Contactée par Lusa au sujet du bilan des visiteurs pour le premier semestre de cette année, l’organisation a donné des chiffres pour l’ensemble des 25 musées, monuments et palais sous protection, qui indiquent un total de 1 508 362 visiteurs reçus entre janvier et juin de cette année, contre 223 802 visiteurs. , au cours des six premiers mois de 2021, alors que la durée du confinement est passée à deux mois.

Malgré la hausse (+574%), par rapport à la même période de 2022, la fréquentation reste toutefois encore environ un tiers inférieure à la période pré-pandémique, quand, au premier semestre 2019, plus de 2,3 millions de visiteurs.

Cette année-là, les équipements culturels de la DGPC ont reçu 2 302 083 visiteurs, en baisse à 704 481 au même semestre 2020, puis à 223 802, des nombres inférieurs motivés par les confinements et les limitations de la pandémie de covid-19, et les fermetures conséquentes de musées, monuments et palais pour longtemps périodes, ce qui empêchait l’accès du public.

Les données statistiques montrent que la reprise de 2022 représente une variation positive de 53 % des chiffres par rapport à la même période en 2020, allant un peu plus que doubler (environ 2,1 fois), et atteignant une valeur 6,7 fois plus élevée par rapport à 2021 – avec le retour des visiteurs accompagnant l’allègement progressif des restrictions sanitaires -, mais il continue de ne représenter que près de 65 % des valeurs de 2019 (près des deux tiers), en période pré-pandémique.

Bien que l’écart reste négatif, avec un écart de -34,5%, en comparant les chiffres de 2022 à ceux de la même période en 2019, la reprise des entrées a été progressive, indiquent les chiffres, avec la variation du premier trimestre 2019. 2022 par rapport au premier trimestre 2019 pour s’inscrire à -43,0%, alors que la variation au deuxième trimestre des premiers semestres des mêmes années pointe à -29,0%.

Selon la DGPC, « le 3e trimestre 2022 nous permettra de conclure si, effectivement, 2022 est l’année de la pleine reprise par rapport à 2019 ».

Les valeurs par trimestre affichent – en 2019 – 898 675 au premier et 1 403 408 au second, alors qu’en 2022, 512 299 visiteurs étaient enregistrés au premier trimestre et 996 063 visiteurs au deuxième trimestre.

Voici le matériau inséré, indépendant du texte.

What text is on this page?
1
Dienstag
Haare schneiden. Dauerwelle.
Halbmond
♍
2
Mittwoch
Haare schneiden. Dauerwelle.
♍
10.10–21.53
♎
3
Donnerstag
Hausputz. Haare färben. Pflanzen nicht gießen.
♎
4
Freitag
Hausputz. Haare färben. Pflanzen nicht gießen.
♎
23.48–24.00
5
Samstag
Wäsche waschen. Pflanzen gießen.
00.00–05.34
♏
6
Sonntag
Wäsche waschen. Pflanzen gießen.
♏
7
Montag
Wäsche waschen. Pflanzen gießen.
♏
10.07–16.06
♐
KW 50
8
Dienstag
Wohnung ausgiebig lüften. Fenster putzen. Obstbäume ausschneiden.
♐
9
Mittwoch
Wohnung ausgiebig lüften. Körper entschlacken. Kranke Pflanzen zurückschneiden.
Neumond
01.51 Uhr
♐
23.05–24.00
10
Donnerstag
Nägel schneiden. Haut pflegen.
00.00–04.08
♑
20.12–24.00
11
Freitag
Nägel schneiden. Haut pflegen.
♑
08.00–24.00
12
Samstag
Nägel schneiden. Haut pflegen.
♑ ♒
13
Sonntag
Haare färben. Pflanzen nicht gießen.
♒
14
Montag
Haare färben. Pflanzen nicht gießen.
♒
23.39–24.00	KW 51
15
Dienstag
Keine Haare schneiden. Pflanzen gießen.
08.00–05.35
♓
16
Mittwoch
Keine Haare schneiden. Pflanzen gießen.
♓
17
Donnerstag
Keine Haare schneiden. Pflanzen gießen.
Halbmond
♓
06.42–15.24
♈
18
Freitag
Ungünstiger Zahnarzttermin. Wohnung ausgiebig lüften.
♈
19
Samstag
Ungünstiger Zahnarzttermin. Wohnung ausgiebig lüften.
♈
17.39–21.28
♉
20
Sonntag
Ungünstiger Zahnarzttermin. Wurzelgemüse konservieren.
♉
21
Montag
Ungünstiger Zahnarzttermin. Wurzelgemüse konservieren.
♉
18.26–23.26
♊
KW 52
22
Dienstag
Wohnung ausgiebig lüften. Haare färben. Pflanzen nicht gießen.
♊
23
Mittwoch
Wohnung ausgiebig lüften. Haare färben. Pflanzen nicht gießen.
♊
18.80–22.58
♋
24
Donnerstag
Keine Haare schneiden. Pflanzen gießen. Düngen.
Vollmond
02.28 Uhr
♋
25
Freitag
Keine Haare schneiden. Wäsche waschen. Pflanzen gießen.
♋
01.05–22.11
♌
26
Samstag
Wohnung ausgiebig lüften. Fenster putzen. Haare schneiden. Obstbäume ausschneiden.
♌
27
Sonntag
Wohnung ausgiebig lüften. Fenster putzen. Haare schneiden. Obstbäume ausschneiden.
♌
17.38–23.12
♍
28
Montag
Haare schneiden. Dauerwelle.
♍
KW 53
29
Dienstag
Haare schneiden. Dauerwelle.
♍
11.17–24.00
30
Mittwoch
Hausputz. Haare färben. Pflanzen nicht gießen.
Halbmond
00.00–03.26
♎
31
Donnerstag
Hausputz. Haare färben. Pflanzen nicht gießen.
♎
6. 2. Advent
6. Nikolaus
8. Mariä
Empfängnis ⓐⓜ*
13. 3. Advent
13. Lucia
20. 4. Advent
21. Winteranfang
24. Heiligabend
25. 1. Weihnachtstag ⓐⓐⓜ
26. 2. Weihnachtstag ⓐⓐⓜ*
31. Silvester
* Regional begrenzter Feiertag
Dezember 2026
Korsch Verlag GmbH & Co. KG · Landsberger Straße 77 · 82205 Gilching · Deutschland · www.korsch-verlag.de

Selon l’évolution des visiteurs au premier semestre 2021 et 2022, le Monastère des Jerónimos, à Lisbonne, arrive en tête, avec un record de 363 766 entrées (28 005 au premier semestre 2021), suivi de la Tour de Belém avec 227 219 (aucune valeur dans le précédent en raison de la fermeture pour travaux, comme le Musée d’art populaire), et le monastère de Batalha, avec 109 563 (22 451 en 2021).

Viennent ensuite le couvent du Christ, à Tomar, avec 104 175 visiteurs (20 017 l’an dernier), le palais national de Mafra, avec 97 261 (17 455), le musée national du carrelage, avec 86 857 (6 990), le musée national des entraîneurs, à Lisbonne, 74 371 (10 854), le Panthéon national, avec 62 689 (5 481), le Musée monographique de Conímbriga, avec 62 384 (10 190), le Musée national d’archéologie, avec 46 803 (16 498), le Musée national d’art ancien , avec 45 307 (11 056) et le Palais national d’Ajuda, avec 36 470 (12 803).

Dans la même période, le Musée national du Chiado, à Lisbonne, a enregistré 23 971 visiteurs (4 845), tandis que le Musée national Soares dos Reis, à Porto, a reçu 19 096 visites (4 150), le Musée national Machado de Castro, à Coimbra, 18 153 ( 4 676) et le Musée national Grão Vasco, à Viseu, 14 723 (7 391).

En raison de la pandémie de covid-19, les musées du monde entier ont fait face à des pertes d’audience et de revenus, avec des valeurs comprises entre 70% et 80% des visiteurs en baisse en raison des restrictions et des quarantaines imposées par les autorités, ce qui s’est également produit au Portugal, selon les chiffres de l’ICOM, de l’Observatoire portugais des activités culturelles et de la DGPC, publiés en 2021.

Au cours des deux dernières années, en raison de l’impact de la pandémie, les musées ont intensifié leurs activités en ligne pour préserver leurs missions essentielles de collecte, de conservation, de communication, de recherche et d’exposition de leur patrimoine.